The U.S. Census Bureau reported Thursday that the homeownership rate rose 0.1 percent to 63.8 percent in the fourth quarter of 2015, compared to 63.7 percent last quarter. Despite the rise however, the homeownership rate is 0.2 percent below the rate of 64.0 percent last year during the same period.
In addition, the homeownership rate, while up from a 48-year low in the second quarter of 2015, is still below the peak of 69.2 percent in June 2004.
After suffering a major drop in November 2015, existing-home sales rose 14.7 percent to a seasonally adjusted annual rate of 5.46 million in December, up from 4.46 million in November. Year-over-year, existing-home sales are up 7.7 percent, and December’s jump will mark the largest increase ever.
According to the National Association of Realtors (NAR), the first-time buyers share was at 32 percent in December, up from 30 percent in November and 29 percent a year ago. For the year, first-time buyers made up 30 percent of homebuyers, up 1 percentage point from 2014 and 2013.
“First-time buyers were for the most part held back once again in 2015 by rising rents and home prices, competition from vacation and investment buyers and supply shortages,” said Lawrence Yun, NAR Chief Economist. “While these headwinds show little signs of abating, the cumulative effect of strong job growth in recent years and young renters’ overwhelming interest to own a home should lead to a modest uptick in first-time buyer activity in 2016.”
The Bureau found that homeownership was highest among those 65 years and older at 79.3 percent int he fourth quarter of 2015, down slightly 79.5 percent in the previous quarter. However, the only age group to increase their homeownership rate was the 35 to 44-year olds, from 58.8 percent in the fourth quarter of last year to 59.3 percent in the fourth quarter of 2015.
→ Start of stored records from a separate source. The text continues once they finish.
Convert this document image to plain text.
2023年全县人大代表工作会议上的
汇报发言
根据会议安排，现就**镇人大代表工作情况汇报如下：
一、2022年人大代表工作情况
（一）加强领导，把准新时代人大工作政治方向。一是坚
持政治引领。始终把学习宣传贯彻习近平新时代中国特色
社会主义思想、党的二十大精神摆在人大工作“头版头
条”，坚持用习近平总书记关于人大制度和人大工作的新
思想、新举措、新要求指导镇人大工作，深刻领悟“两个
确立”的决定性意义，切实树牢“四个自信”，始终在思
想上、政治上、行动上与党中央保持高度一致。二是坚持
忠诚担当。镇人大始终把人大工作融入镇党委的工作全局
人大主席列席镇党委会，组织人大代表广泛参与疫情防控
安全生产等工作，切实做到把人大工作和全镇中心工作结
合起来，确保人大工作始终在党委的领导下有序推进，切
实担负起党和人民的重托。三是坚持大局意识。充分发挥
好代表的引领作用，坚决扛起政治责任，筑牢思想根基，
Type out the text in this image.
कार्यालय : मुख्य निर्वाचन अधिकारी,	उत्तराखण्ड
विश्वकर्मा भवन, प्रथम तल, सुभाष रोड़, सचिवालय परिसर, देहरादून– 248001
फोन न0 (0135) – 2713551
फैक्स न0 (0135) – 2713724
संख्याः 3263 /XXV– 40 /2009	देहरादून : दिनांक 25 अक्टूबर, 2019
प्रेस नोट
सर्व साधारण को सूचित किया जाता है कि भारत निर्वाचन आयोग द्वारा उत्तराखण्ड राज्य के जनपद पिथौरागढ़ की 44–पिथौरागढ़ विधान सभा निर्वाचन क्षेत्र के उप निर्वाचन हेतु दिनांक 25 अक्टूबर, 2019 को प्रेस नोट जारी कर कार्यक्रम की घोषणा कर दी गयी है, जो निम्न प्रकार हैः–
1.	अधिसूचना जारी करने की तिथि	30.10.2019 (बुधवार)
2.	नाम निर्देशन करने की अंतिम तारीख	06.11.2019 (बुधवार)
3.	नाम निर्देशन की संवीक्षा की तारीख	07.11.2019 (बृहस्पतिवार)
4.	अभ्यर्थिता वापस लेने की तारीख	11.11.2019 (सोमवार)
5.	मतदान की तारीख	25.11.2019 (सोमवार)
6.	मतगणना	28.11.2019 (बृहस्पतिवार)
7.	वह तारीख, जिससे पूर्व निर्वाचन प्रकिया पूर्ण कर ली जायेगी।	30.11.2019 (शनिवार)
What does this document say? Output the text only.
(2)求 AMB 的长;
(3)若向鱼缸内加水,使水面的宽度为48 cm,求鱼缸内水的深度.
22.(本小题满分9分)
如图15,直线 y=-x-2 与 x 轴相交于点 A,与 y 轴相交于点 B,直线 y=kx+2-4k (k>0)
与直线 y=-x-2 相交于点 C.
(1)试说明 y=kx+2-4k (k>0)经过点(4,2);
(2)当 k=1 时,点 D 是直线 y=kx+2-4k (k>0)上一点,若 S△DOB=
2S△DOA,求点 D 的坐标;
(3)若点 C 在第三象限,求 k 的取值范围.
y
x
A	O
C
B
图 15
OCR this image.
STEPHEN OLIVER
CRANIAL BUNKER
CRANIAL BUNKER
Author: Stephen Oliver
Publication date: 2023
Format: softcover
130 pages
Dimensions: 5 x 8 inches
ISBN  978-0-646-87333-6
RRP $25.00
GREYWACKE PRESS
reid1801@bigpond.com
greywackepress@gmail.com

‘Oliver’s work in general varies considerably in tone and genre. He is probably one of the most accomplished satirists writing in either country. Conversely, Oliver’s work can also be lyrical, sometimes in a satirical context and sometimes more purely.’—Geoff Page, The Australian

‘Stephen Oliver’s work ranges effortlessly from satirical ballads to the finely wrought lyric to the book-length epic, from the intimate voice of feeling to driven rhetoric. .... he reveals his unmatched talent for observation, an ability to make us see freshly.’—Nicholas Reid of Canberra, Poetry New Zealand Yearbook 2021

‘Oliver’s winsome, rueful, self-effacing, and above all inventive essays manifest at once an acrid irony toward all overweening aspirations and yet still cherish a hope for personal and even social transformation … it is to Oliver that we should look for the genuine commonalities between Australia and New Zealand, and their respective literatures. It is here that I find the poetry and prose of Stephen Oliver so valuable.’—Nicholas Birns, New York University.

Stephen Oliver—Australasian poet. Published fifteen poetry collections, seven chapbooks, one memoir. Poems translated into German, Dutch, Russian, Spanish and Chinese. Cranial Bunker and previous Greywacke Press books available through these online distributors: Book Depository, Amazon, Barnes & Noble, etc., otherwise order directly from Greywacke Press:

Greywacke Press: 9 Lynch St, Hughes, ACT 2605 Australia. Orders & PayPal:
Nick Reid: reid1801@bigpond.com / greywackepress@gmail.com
“Jobs are being created at a rapid pace, and we expect earnings growth will finally start to rise this year.”
Matthew Pointon, Capital Economics
“Today’s Census Homeownership and Vacancy Survey release also provides optimism that the homeownership rate may have hit bottom in 2015,” said Ralph B. McLaughlin, Chief Economist at Trulia. “Many Gen Xers lost their homes during the recession, so this is a positive sign that we may be seeing boomerang buyers coming back into housing market. However, the increase was not statistically significant from a year ago.”
Capital Economics Property Economist Matthew Pointon added, “That gradual rise in the homeownership rate should continue over the next few years. On the demand side, there are large numbers of young adults who are currently living with their parents. And many of them would like to form their own household. The financial crisis locked them out of homeownership, as they lost their jobs and/or banks refused to provide them with a mortgage. But both factors are now steadily improving. Jobs are being created at a rapid pace, and we expect earnings growth will finally start to rise this year. As well as allowing more households to access homeownership, that will also cut down on mortgage delinquencies and keep more families in their homes.”
The Bureau reported that the homeownership rates were highest in the Midwest at 68.1 percent in the fourth quarter, and lowest in the West at 59.0 percent. All regions, except the West experienced a year-over-year decline in homeownership.
Rental vacancy rates in the fourth quarter were 7.0 percent in the fourth quarter, unchanged from last year and down 0.3 percent from the previous quarter. The homeowner vacancy rate was 1.9 percent for the quarter, also unchanged from last year and last quarter.
“An improving labor market and easing credit conditions are finally leading to a gradual rise in the homeownership rate. But the rental vacancy rate has yet to rise, and that will put upwards pressure on rents over the coming months,” Pointon stated.